While the game doesn’t have any power-ups per se, as you play through it new mechanics do come into play; kiting enemies, explosive barrels, new enemy types. All of these are introduced in carefully set up, controlled environments. There’s even several points where these techniques are reiterated, with the chargeable punch frequently being reminded by the game blocking your route with shatter-able, fissile walls dotted throughout the levels. The charged punch is a very effective counter measure to a lot of the tougher enemies, and can certainly save your shotgun ammo if used properly; that and the ability to shoot through tiny windows – hitting enemies from well out of reach – is especially useful in keeping the protagonist alive and kicking.
I’ve been as subtle as I can about the story throughout this review, which is obviously quite a tough thing to do when it is the main driving force behind the game, and most of the stations, and backgrounds, give hints at a curious past that doesn’t quite make sense. A richly explained society with slightly Russian names, and historical tributes, but a population with heavily Westernised names. An industry focused country that demonises the settlers of a century ago. A country where none of the towns or cities share a name with any city we know, where only one instance of literature matches currently extant work; The Strugatsky Brother’s ‘Roadside Picnic’.
The setting is rich, the audio is eerie when needed, and the plot twists are played out in a precise enough manner that the one-sided conversations rattled around in my head afterwards, and still left enough room for interpretation that it stuck with me after I finished up with the game.
Visually, I was really impressed with what the team managed with the layered parallax backgrounds, several story moments that took place outside of the train were punctuated with the mutterings of the passengers, and it all tied together really well. Some of the level designs were also very clever, the mountainside manor of a millionaire, a town with a bunker network below, and a city built at the feet of a giant statue were three environments I wouldn’t expect to have been done so well, let alone in the same game.

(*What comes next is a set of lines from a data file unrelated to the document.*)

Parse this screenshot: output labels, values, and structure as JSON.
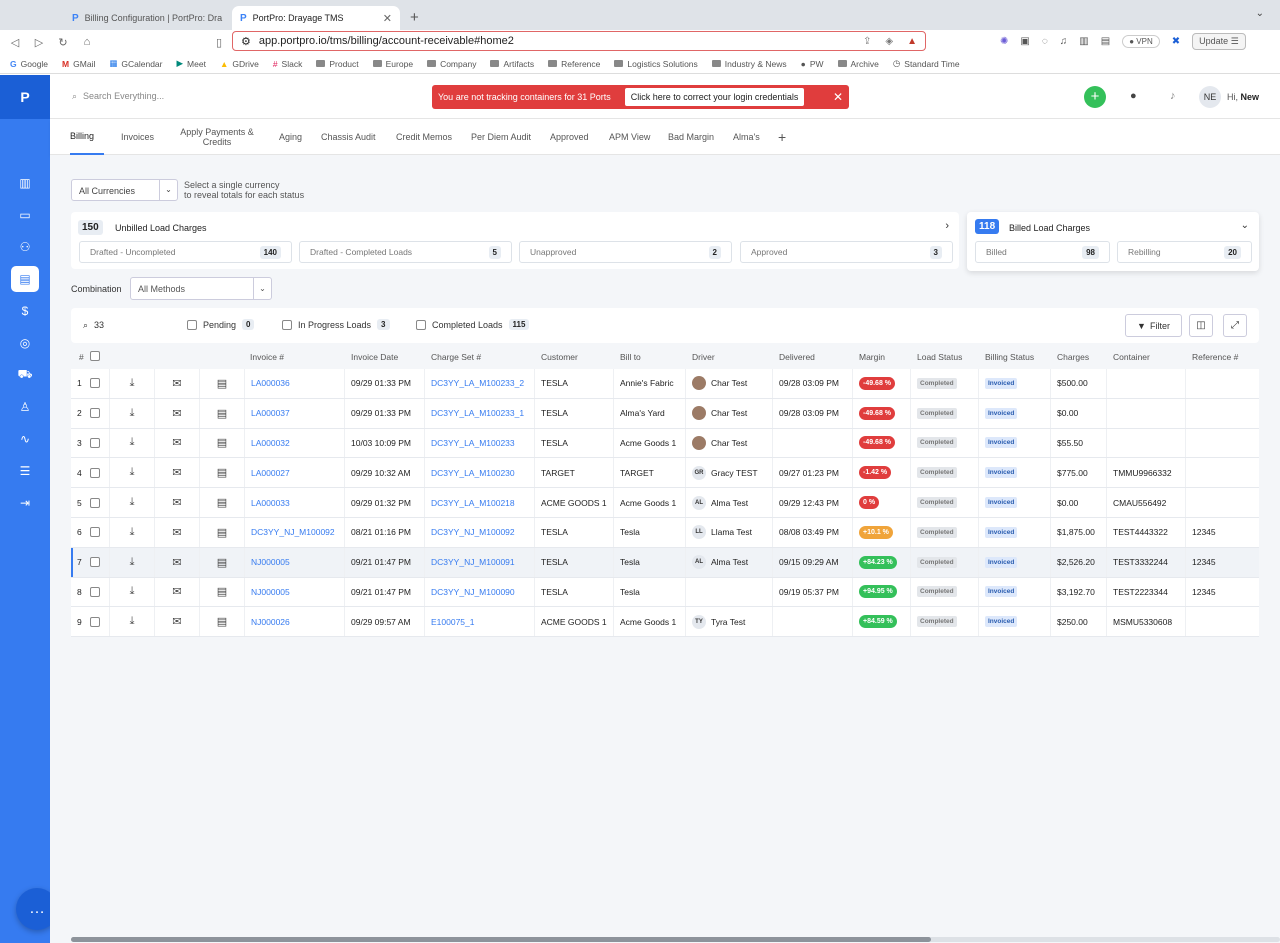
{
  "browser": {
    "tabs": [
      {
        "title": "Billing Configuration | PortPro: Dra"
      },
      {
        "title": "PortPro: Drayage TMS"
      }
    ],
    "url": "app.portpro.io/tms/billing/account-receivable#home2",
    "vpn": "VPN",
    "update": "Update",
    "bookmarks": [
      "Google",
      "GMail",
      "GCalendar",
      "Meet",
      "GDrive",
      "Slack",
      "Product",
      "Europe",
      "Company",
      "Artifacts",
      "Reference",
      "Logistics Solutions",
      "Industry & News",
      "PW",
      "Archive",
      "Standard Time"
    ]
  },
  "sidebar": {
    "logo": "P"
  },
  "topbar": {
    "search_placeholder": "Search Everything...",
    "alert_text": "You are not tracking containers for 31 Ports",
    "alert_button": "Click here to correct your login credentials",
    "user_initials": "NE",
    "greeting": "Hi,",
    "user_name": "New"
  },
  "nav_tabs": [
    "Billing",
    "Invoices",
    "Apply Payments & Credits",
    "Aging",
    "Chassis Audit",
    "Credit Memos",
    "Per Diem Audit",
    "Approved",
    "APM View",
    "Bad Margin",
    "Alma's"
  ],
  "currency": {
    "selected": "All Currencies",
    "hint_line1": "Select a single currency",
    "hint_line2": "to reveal totals for each status"
  },
  "unbilled": {
    "count": "150",
    "title": "Unbilled Load Charges",
    "subs": [
      {
        "label": "Drafted - Uncompleted",
        "count": "140"
      },
      {
        "label": "Drafted - Completed Loads",
        "count": "5"
      },
      {
        "label": "Unapproved",
        "count": "2"
      },
      {
        "label": "Approved",
        "count": "3"
      }
    ]
  },
  "billed": {
    "count": "118",
    "title": "Billed Load Charges",
    "subs": [
      {
        "label": "Billed",
        "count": "98"
      },
      {
        "label": "Rebilling",
        "count": "20"
      }
    ]
  },
  "combination": {
    "label": "Combination",
    "selected": "All Methods"
  },
  "filters": {
    "search_value": "33",
    "pending": {
      "label": "Pending",
      "count": "0"
    },
    "in_progress": {
      "label": "In Progress Loads",
      "count": "3"
    },
    "completed": {
      "label": "Completed Loads",
      "count": "115"
    },
    "filter_button": "Filter"
  },
  "table": {
    "headers": [
      "#",
      "Invoice #",
      "Invoice Date",
      "Charge Set #",
      "Customer",
      "Bill to",
      "Driver",
      "Delivered",
      "Margin",
      "Load Status",
      "Billing Status",
      "Charges",
      "Container",
      "Reference #"
    ],
    "rows": [
      {
        "n": "1",
        "invoice": "LA000036",
        "date": "09/29 01:33 PM",
        "charge_set": "DC3YY_LA_M100233_2",
        "customer": "TESLA",
        "bill_to": "Annie's Fabric",
        "driver": "Char Test",
        "driver_initials": "",
        "delivered": "09/28 03:09 PM",
        "margin": "-49.68 %",
        "margin_color": "#e03d3d",
        "load_status": "Completed",
        "billing_status": "Invoiced",
        "charges": "$500.00",
        "container": "",
        "reference": ""
      },
      {
        "n": "2",
        "invoice": "LA000037",
        "date": "09/29 01:33 PM",
        "charge_set": "DC3YY_LA_M100233_1",
        "customer": "TESLA",
        "bill_to": "Alma's Yard",
        "driver": "Char Test",
        "driver_initials": "",
        "delivered": "09/28 03:09 PM",
        "margin": "-49.68 %",
        "margin_color": "#e03d3d",
        "load_status": "Completed",
        "billing_status": "Invoiced",
        "charges": "$0.00",
        "container": "",
        "reference": ""
      },
      {
        "n": "3",
        "invoice": "LA000032",
        "date": "10/03 10:09 PM",
        "charge_set": "DC3YY_LA_M100233",
        "customer": "TESLA",
        "bill_to": "Acme Goods 1",
        "driver": "Char Test",
        "driver_initials": "",
        "delivered": "",
        "margin": "-49.68 %",
        "margin_color": "#e03d3d",
        "load_status": "Completed",
        "billing_status": "Invoiced",
        "charges": "$55.50",
        "container": "",
        "reference": ""
      },
      {
        "n": "4",
        "invoice": "LA000027",
        "date": "09/29 10:32 AM",
        "charge_set": "DC3YY_LA_M100230",
        "customer": "TARGET",
        "bill_to": "TARGET",
        "driver": "Gracy TEST",
        "driver_initials": "GR",
        "delivered": "09/27 01:23 PM",
        "margin": "-1.42 %",
        "margin_color": "#e03d3d",
        "load_status": "Completed",
        "billing_status": "Invoiced",
        "charges": "$775.00",
        "container": "TMMU9966332",
        "reference": ""
      },
      {
        "n": "5",
        "invoice": "LA000033",
        "date": "09/29 01:32 PM",
        "charge_set": "DC3YY_LA_M100218",
        "customer": "ACME GOODS 1",
        "bill_to": "Acme Goods 1",
        "driver": "Alma Test",
        "driver_initials": "AL",
        "delivered": "09/29 12:43 PM",
        "margin": "0 %",
        "margin_color": "#e03d3d",
        "load_status": "Completed",
        "billing_status": "Invoiced",
        "charges": "$0.00",
        "container": "CMAU556492",
        "reference": ""
      },
      {
        "n": "6",
        "invoice": "DC3YY_NJ_M100092",
        "date": "08/21 01:16 PM",
        "charge_set": "DC3YY_NJ_M100092",
        "customer": "TESLA",
        "bill_to": "Tesla",
        "driver": "Llama Test",
        "driver_initials": "LL",
        "delivered": "08/08 03:49 PM",
        "margin": "+10.1 %",
        "margin_color": "#f0a43a",
        "load_status": "Completed",
        "billing_status": "Invoiced",
        "charges": "$1,875.00",
        "container": "TEST4443322",
        "reference": "12345"
      },
      {
        "n": "7",
        "invoice": "NJ000005",
        "date": "09/21 01:47 PM",
        "charge_set": "DC3YY_NJ_M100091",
        "customer": "TESLA",
        "bill_to": "Tesla",
        "driver": "Alma Test",
        "driver_initials": "AL",
        "delivered": "09/15 09:29 AM",
        "margin": "+84.23 %",
        "margin_color": "#34c05a",
        "load_status": "Completed",
        "billing_status": "Invoiced",
        "charges": "$2,526.20",
        "container": "TEST3332244",
        "reference": "12345"
      },
      {
        "n": "8",
        "invoice": "NJ000005",
        "date": "09/21 01:47 PM",
        "charge_set": "DC3YY_NJ_M100090",
        "customer": "TESLA",
        "bill_to": "Tesla",
        "driver": "",
        "driver_initials": "",
        "delivered": "09/19 05:37 PM",
        "margin": "+94.95 %",
        "margin_color": "#34c05a",
        "load_status": "Completed",
        "billing_status": "Invoiced",
        "charges": "$3,192.70",
        "container": "TEST2223344",
        "reference": "12345"
      },
      {
        "n": "9",
        "invoice": "NJ000026",
        "date": "09/29 09:57 AM",
        "charge_set": "E100075_1",
        "customer": "ACME GOODS 1",
        "bill_to": "Acme Goods 1",
        "driver": "Tyra Test",
        "driver_initials": "TY",
        "delivered": "",
        "margin": "+84.59 %",
        "margin_color": "#34c05a",
        "load_status": "Completed",
        "billing_status": "Invoiced",
        "charges": "$250.00",
        "container": "MSMU5330608",
        "reference": ""
      }
    ]
  }
}
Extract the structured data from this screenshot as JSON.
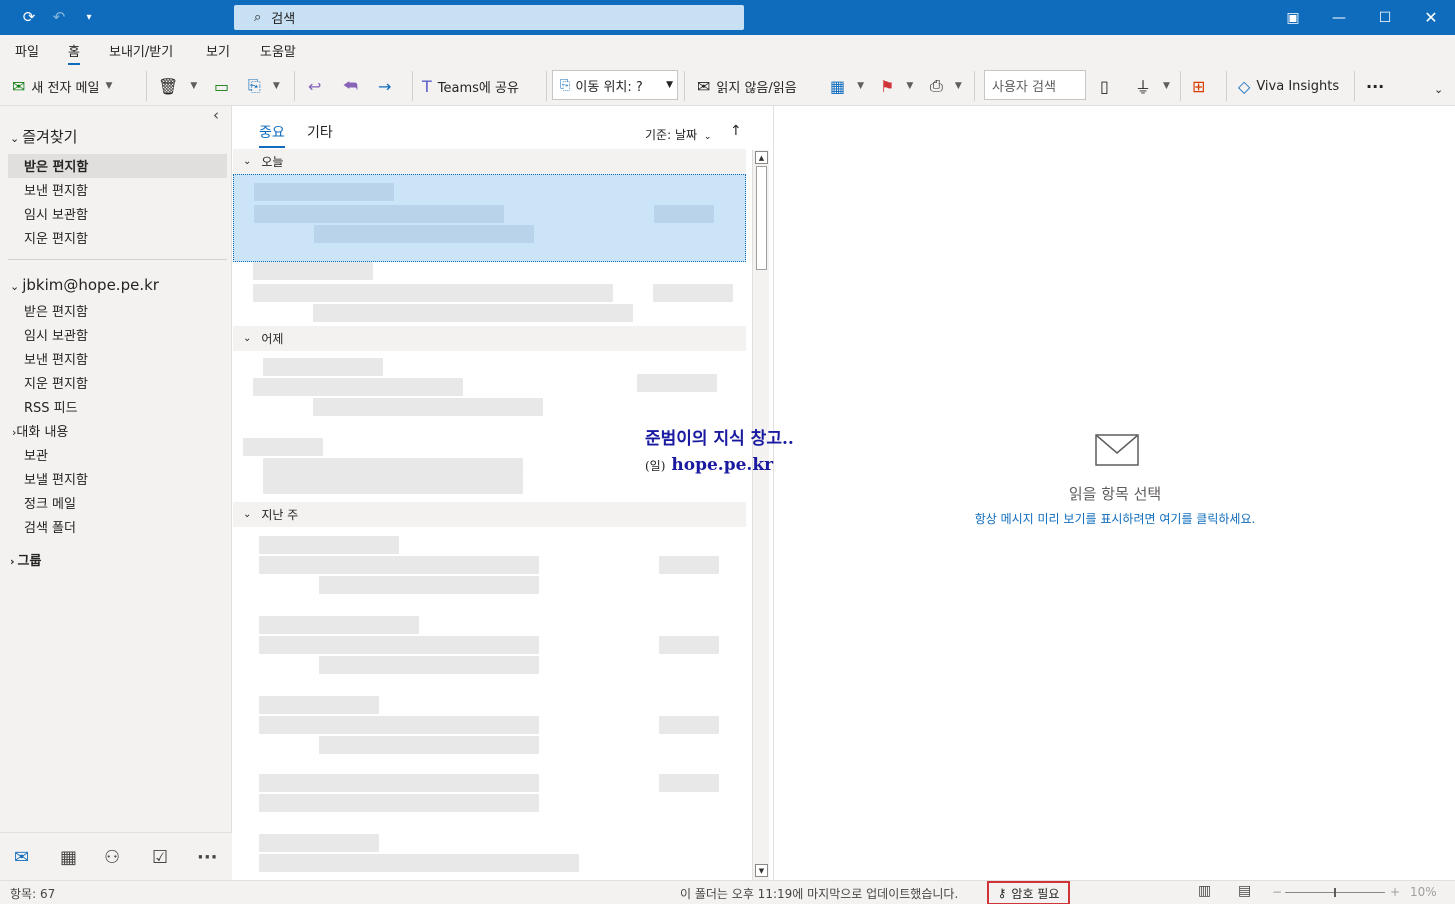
{
  "titlebar": {
    "search_placeholder": "검색"
  },
  "menu": {
    "items": [
      "파일",
      "홈",
      "보내기/받기",
      "보기",
      "도움말"
    ],
    "active_index": 1
  },
  "ribbon": {
    "new_mail": "새 전자 메일",
    "teams_share": "Teams에 공유",
    "move_to": "이동 위치: ?",
    "read_unread": "읽지 않음/읽음",
    "people_search_placeholder": "사용자 검색",
    "viva": "Viva Insights",
    "more": "···"
  },
  "folders": {
    "favorites_header": "즐겨찾기",
    "favorites": [
      "받은 편지함",
      "보낸 편지함",
      "임시 보관함",
      "지운 편지함"
    ],
    "account_header": "jbkim@hope.pe.kr",
    "account_folders": [
      "받은 편지함",
      "임시 보관함",
      "보낸 편지함",
      "지운 편지함",
      "RSS 피드"
    ],
    "conversation": "대화 내용",
    "account_folders_2": [
      "보관",
      "보낼 편지함",
      "정크 메일",
      "검색 폴더"
    ],
    "groups_header": "그룹",
    "collapse": "‹"
  },
  "message_list": {
    "tab_focused": "중요",
    "tab_other": "기타",
    "sort": "기준: 날짜",
    "groups": [
      "오늘",
      "어제",
      "지난 주"
    ]
  },
  "reading_pane": {
    "title": "읽을 항목 선택",
    "link": "항상 메시지 미리 보기를 표시하려면 여기를 클릭하세요."
  },
  "watermark": {
    "line1": "준범이의 지식 창고..",
    "line2_prefix": "(일)",
    "line2": "hope.pe.kr"
  },
  "status": {
    "items": "항목: 67",
    "updated": "이 폴더는 오후 11:19에 마지막으로 업데이트했습니다.",
    "password": "암호 필요",
    "zoom": "10%"
  },
  "colors": {
    "accent": "#0f6cbd",
    "flag": "#d13438",
    "watermark": "#1a1aa0"
  }
}
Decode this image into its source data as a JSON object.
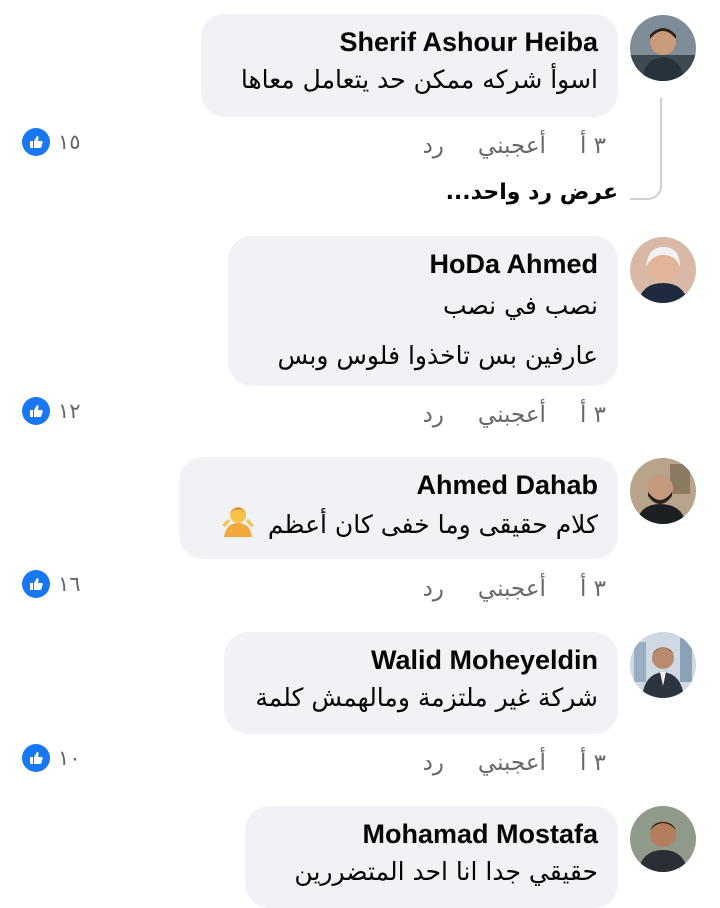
{
  "comments": [
    {
      "author": "Sherif Ashour Heiba",
      "lines": [
        "اسوأ شركه ممكن حد يتعامل معاها"
      ],
      "time": "٣ أ",
      "like_label": "أعجبني",
      "reply_label": "رد",
      "reactions": "١٥"
    },
    {
      "author": "HoDa Ahmed",
      "lines": [
        "نصب في نصب",
        "عارفين بس تاخذوا فلوس وبس"
      ],
      "time": "٣ أ",
      "like_label": "أعجبني",
      "reply_label": "رد",
      "reactions": "١٢"
    },
    {
      "author": "Ahmed Dahab",
      "lines": [
        "كلام حقيقى وما خفى كان أعظم"
      ],
      "emoji": "person-shrugging",
      "time": "٣ أ",
      "like_label": "أعجبني",
      "reply_label": "رد",
      "reactions": "١٦"
    },
    {
      "author": "Walid Moheyeldin",
      "lines": [
        "شركة غير ملتزمة ومالهمش كلمة"
      ],
      "time": "٣ أ",
      "like_label": "أعجبني",
      "reply_label": "رد",
      "reactions": "١٠"
    },
    {
      "author": "Mohamad Mostafa",
      "lines": [
        "حقيقي جدا انا احد المتضررين"
      ]
    }
  ],
  "view_replies": "عرض رد واحد...",
  "colors": {
    "bubble": "#f0f2f5",
    "like_blue": "#1877f2",
    "meta_gray": "#65676b"
  },
  "icons": {
    "reaction": "like-thumbs-up-icon"
  }
}
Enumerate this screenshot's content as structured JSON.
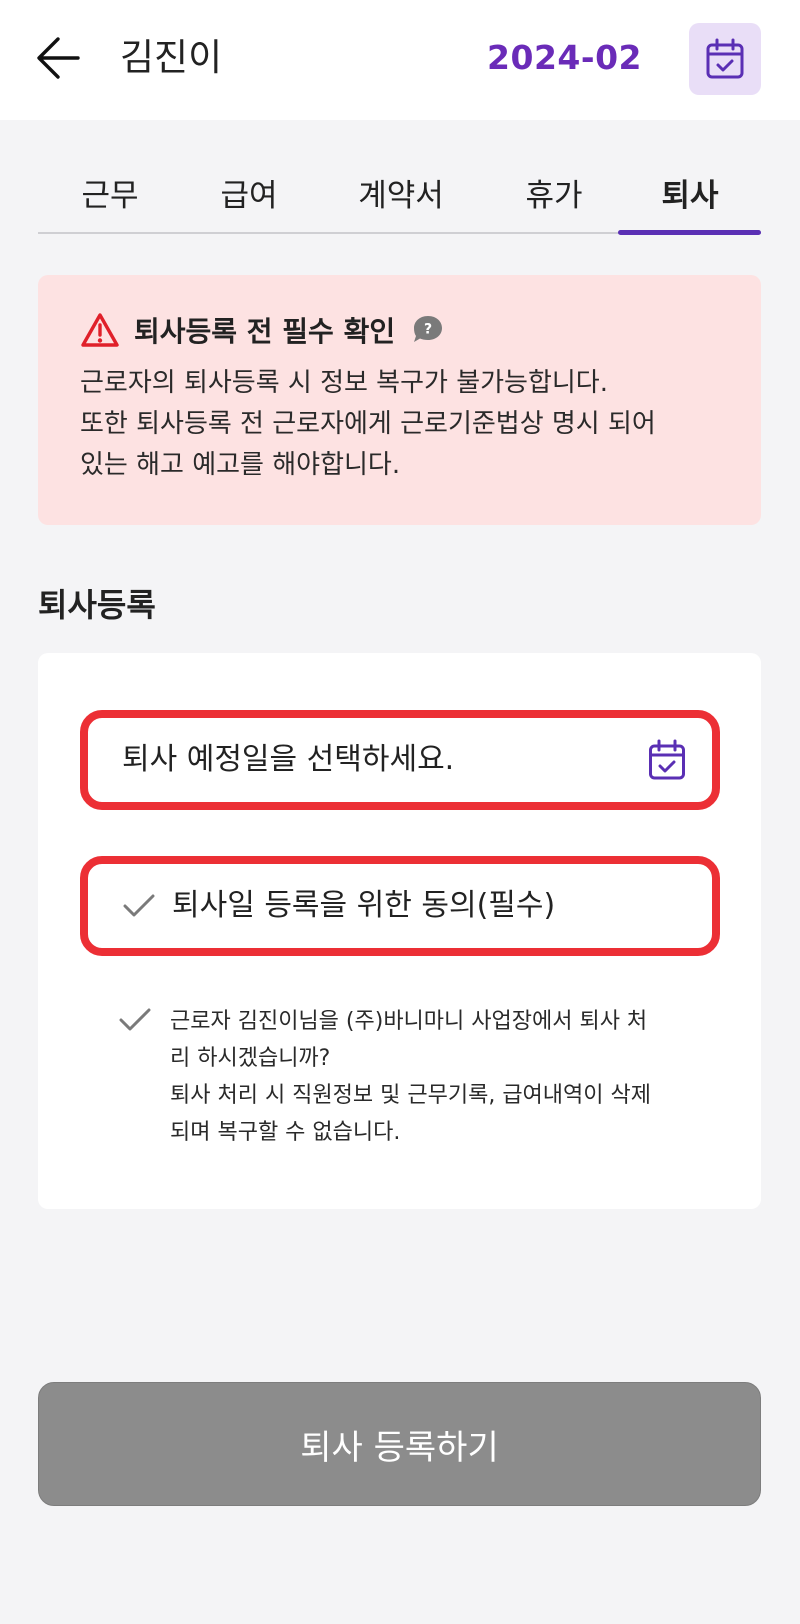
{
  "header": {
    "title": "김진이",
    "month": "2024-02",
    "back_icon": "arrow-left-icon",
    "calendar_icon": "calendar-check-icon"
  },
  "tabs": [
    {
      "label": "근무",
      "active": false
    },
    {
      "label": "급여",
      "active": false
    },
    {
      "label": "계약서",
      "active": false
    },
    {
      "label": "휴가",
      "active": false
    },
    {
      "label": "퇴사",
      "active": true
    }
  ],
  "notice": {
    "title": "퇴사등록 전 필수 확인",
    "warning_icon": "warning-triangle-icon",
    "help_icon": "help-bubble-icon",
    "lines": [
      "근로자의 퇴사등록 시 정보 복구가 불가능합니다.",
      "또한 퇴사등록 전 근로자에게 근로기준법상 명시 되어",
      "있는 해고 예고를 해야합니다."
    ]
  },
  "section": {
    "title": "퇴사등록"
  },
  "form": {
    "date_placeholder": "퇴사 예정일을 선택하세요.",
    "agree_label": "퇴사일 등록을 위한 동의(필수)",
    "info_lines": [
      "근로자 김진이님을 (주)바니마니 사업장에서 퇴사 처",
      "리 하시겠습니까?",
      "퇴사 처리 시 직원정보 및 근무기록, 급여내역이 삭제",
      "되며 복구할 수 없습니다."
    ]
  },
  "submit_label": "퇴사 등록하기",
  "colors": {
    "accent": "#5a2fb4",
    "month_text": "#6a2bb8",
    "notice_bg": "#fde2e2",
    "warning": "#e0202a",
    "highlight_border": "#ec2f35",
    "submit_bg": "#8c8c8c"
  }
}
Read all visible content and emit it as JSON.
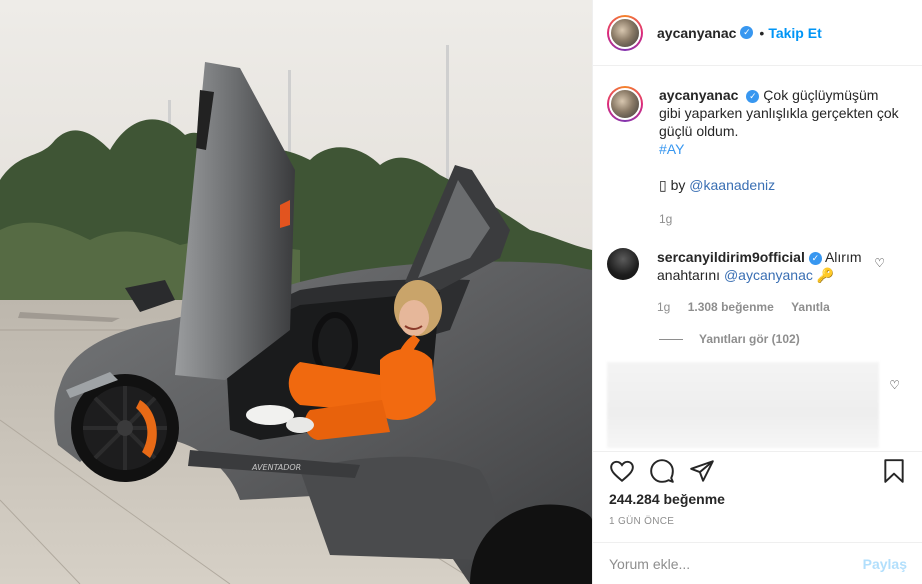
{
  "header": {
    "username": "aycanyanac",
    "separator": "•",
    "follow_label": "Takip Et"
  },
  "caption": {
    "username": "aycanyanac",
    "text": "Çok güçlüymüşüm gibi yaparken yanlışlıkla gerçekten çok güçlü oldum.",
    "hashtag": "#AY",
    "credit_prefix": "▯ by",
    "credit_mention": "@kaanadeniz",
    "time": "1g"
  },
  "comment": {
    "username": "sercanyildirim9official",
    "text_prefix": "Alırım anahtarını",
    "mention": "@aycanyanac",
    "emoji": "🔑",
    "time": "1g",
    "likes": "1.308 beğenme",
    "reply_label": "Yanıtla",
    "view_replies": "Yanıtları gör (102)"
  },
  "actions": {
    "likes": "244.284 beğenme",
    "posted_ago": "1 GÜN ÖNCE"
  },
  "comment_box": {
    "placeholder": "Yorum ekle...",
    "post_label": "Paylaş"
  },
  "colors": {
    "accent": "#0095f6",
    "verified": "#3897f0",
    "car_body": "#5f6062",
    "outfit": "#f26a10"
  },
  "icons": {
    "like": "heart-icon",
    "comment": "comment-icon",
    "share": "paper-plane-icon",
    "save": "bookmark-icon"
  }
}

Unfortunately, outside of returning for elements of the story that have been missed, there is little replayability and no extra modes after completion of the 6~ hour campaign. Although, for the asking price and the quality I would argue that even now it is extremely worth buying.
In addition, the developers have been very active within the community on Steam, which always bodes well for updates and later content; I would gladly pay to add a large complex with a wave defence mode, or even more challenging game modes, and even *goodness me* a co-operative mode – the game is nigh on perfect for it.